Deze summiere uitspraak heeft niet echt bijgedragen aan verbetering van de kwaliteit van zorg. Tegelijk was de procedure wel heel belastend. Het valt niet mee als je tijdens een zitting zoveel modder over je krijgt uitgestort en verwijten krijgt die kant noch wal raken. Tijdens de zitting bij het CTG zette de familie mij neer als een lompe, onbeholpen figuur en ook mijn assistente zou zich aan de telefoon lomp hebben gedragen. Ik vroeg mijn juriste tijdens die stroom verwijten: “Wat moet ik doen?” “Rustig blijven”, zei ze. En dat heb ik gedaan: niet gereageerd. De familie heeft het tuchtrecht gebruikt om haar boosheid te uiten. Daar doe je weinig aan. Het is jammer dat het college in de uitspraak geen normering heeft gegeven die de beroepsgroep houvast geeft in dit soort situaties. Dán doe je iets aan de kwaliteit van zorg.’

◼ BIZARRE HERHALING

‘In het najaar van 2021 ben ik, zoals gepland, met pensioen gegaan. Eén maand voor ik met pensioen ging, had ik een patiënt die vanwege relatief lichte psychische problematiek in behandeling was bij een ggz-instelling die geen mogelijkheid voor crisisinterventie had – een andere praktijk overigens dan die van de tuchtzaak. Door veranderde omstandigheden ging het plotseling heel slecht met deze patiënt en schatte ik hem in als suïcidaal. Toen ik de crisisdienst belde voor crisisbeoordeling, maakten ze eerst een afspraak hiervoor, maar met een volgend telefoontje wilden ze die afspraak afzeggen. Het argument was precies hetzelfde: de patiënt moest zich maar wenden tot de ggz-instelling waar hij al in behandeling was. De crisisdienst kon daardoor geen declaratietraject beginnen, werd me verteld. Toen ben ik zó enorm witheet geworden. Ik had maar één gedachte: dit gaat mij niet nog eens overkomen, ik accepteer geen nee. Ik was furieus en zei: “Over een maand ben ik met pensioen. Als jullie deze patiënt niet zien, ga ik de eerste jaren van mijn pensioen eraan besteden om jullie allemaal, één voor één, voor het tuchtcollege te dagen.” Toen hebben ze de patiënt de volgende dag gezien. Mijn inschatting van suïcidaliteit bleek te kloppen. Achteraf bekeken bizar dat een vergelijkbare situatie nog eens voorkwam. In de twaalf jaar dat ik bij mijn laatste praktijk heb gewerkt, heb ik twee keer de crisisdienst gebeld. Dat waren dus deze beide keren.

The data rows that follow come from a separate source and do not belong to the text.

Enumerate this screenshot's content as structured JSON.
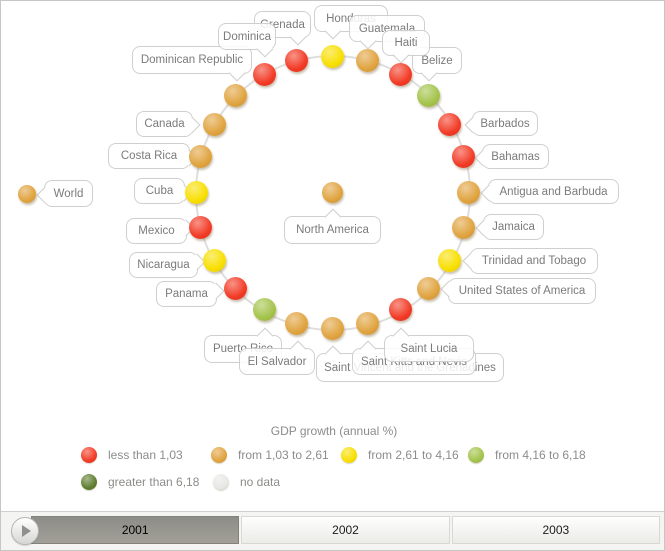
{
  "chart_data": {
    "type": "table",
    "title": "GDP growth (annual %)",
    "columns": [
      "country",
      "gdp_growth_category"
    ],
    "layout_hint": "24 countries evenly spaced clockwise on a circle starting at top; group node in center; world node at left edge",
    "group": {
      "name": "North America",
      "category": "from 1,03 to 2,61"
    },
    "world": {
      "name": "World",
      "category": "from 1,03 to 2,61"
    },
    "countries": [
      {
        "name": "Honduras",
        "category": "from 2,61 to 4,16"
      },
      {
        "name": "Guatemala",
        "category": "from 1,03 to 2,61"
      },
      {
        "name": "Haiti",
        "category": "less than 1,03"
      },
      {
        "name": "Belize",
        "category": "from 4,16 to 6,18"
      },
      {
        "name": "Barbados",
        "category": "less than 1,03"
      },
      {
        "name": "Bahamas",
        "category": "less than 1,03"
      },
      {
        "name": "Antigua and Barbuda",
        "category": "from 1,03 to 2,61"
      },
      {
        "name": "Jamaica",
        "category": "from 1,03 to 2,61"
      },
      {
        "name": "Trinidad and Tobago",
        "category": "from 2,61 to 4,16"
      },
      {
        "name": "United States of America",
        "category": "from 1,03 to 2,61"
      },
      {
        "name": "Saint Lucia",
        "category": "less than 1,03"
      },
      {
        "name": "Saint Kitts and Nevis",
        "category": "from 1,03 to 2,61"
      },
      {
        "name": "Saint Vincent and the Grenadines",
        "category": "from 1,03 to 2,61"
      },
      {
        "name": "El Salvador",
        "category": "from 1,03 to 2,61"
      },
      {
        "name": "Puerto Rico",
        "category": "from 4,16 to 6,18"
      },
      {
        "name": "Panama",
        "category": "less than 1,03"
      },
      {
        "name": "Nicaragua",
        "category": "from 2,61 to 4,16"
      },
      {
        "name": "Mexico",
        "category": "less than 1,03"
      },
      {
        "name": "Cuba",
        "category": "from 2,61 to 4,16"
      },
      {
        "name": "Costa Rica",
        "category": "from 1,03 to 2,61"
      },
      {
        "name": "Canada",
        "category": "from 1,03 to 2,61"
      },
      {
        "name": "Dominican Republic",
        "category": "from 1,03 to 2,61"
      },
      {
        "name": "Dominica",
        "category": "less than 1,03"
      },
      {
        "name": "Grenada",
        "category": "less than 1,03"
      }
    ]
  },
  "legend": {
    "title": "GDP growth (annual %)",
    "items": [
      {
        "label": "less than 1,03",
        "color": "#f23a25"
      },
      {
        "label": "from 1,03 to 2,61",
        "color": "#e0a33e"
      },
      {
        "label": "from 2,61 to 4,16",
        "color": "#f8df00"
      },
      {
        "label": "from 4,16 to 6,18",
        "color": "#a3c34a"
      },
      {
        "label": "greater than 6,18",
        "color": "#5f7d2e"
      },
      {
        "label": "no data",
        "color": "#e7e7e5"
      }
    ]
  },
  "timeline": {
    "years": [
      "2001",
      "2002",
      "2003"
    ],
    "selected": "2001"
  }
}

Nu de tuchtzaak is afgesloten, overheerst enorme opluchting. Het is nu duidelijk dat ik me heb ingespannen zoals dat van een huisarts mag worden verwacht. Het lukt me inmiddels weer om met een goed gevoel terug te kijken op een loopbaan van ruim 35 jaar als huisarts. Als ik die loopbaan met een berisping had afgesloten, was dat heel onplezierig geweest. Nu ook de coronapandemie grotendeels voorbij is, kan ik gaan doen wat ik met mijn pensioen van plan was, zoals reizen maken.’ ¶

*De huisarts heet in werkelijkheid anders.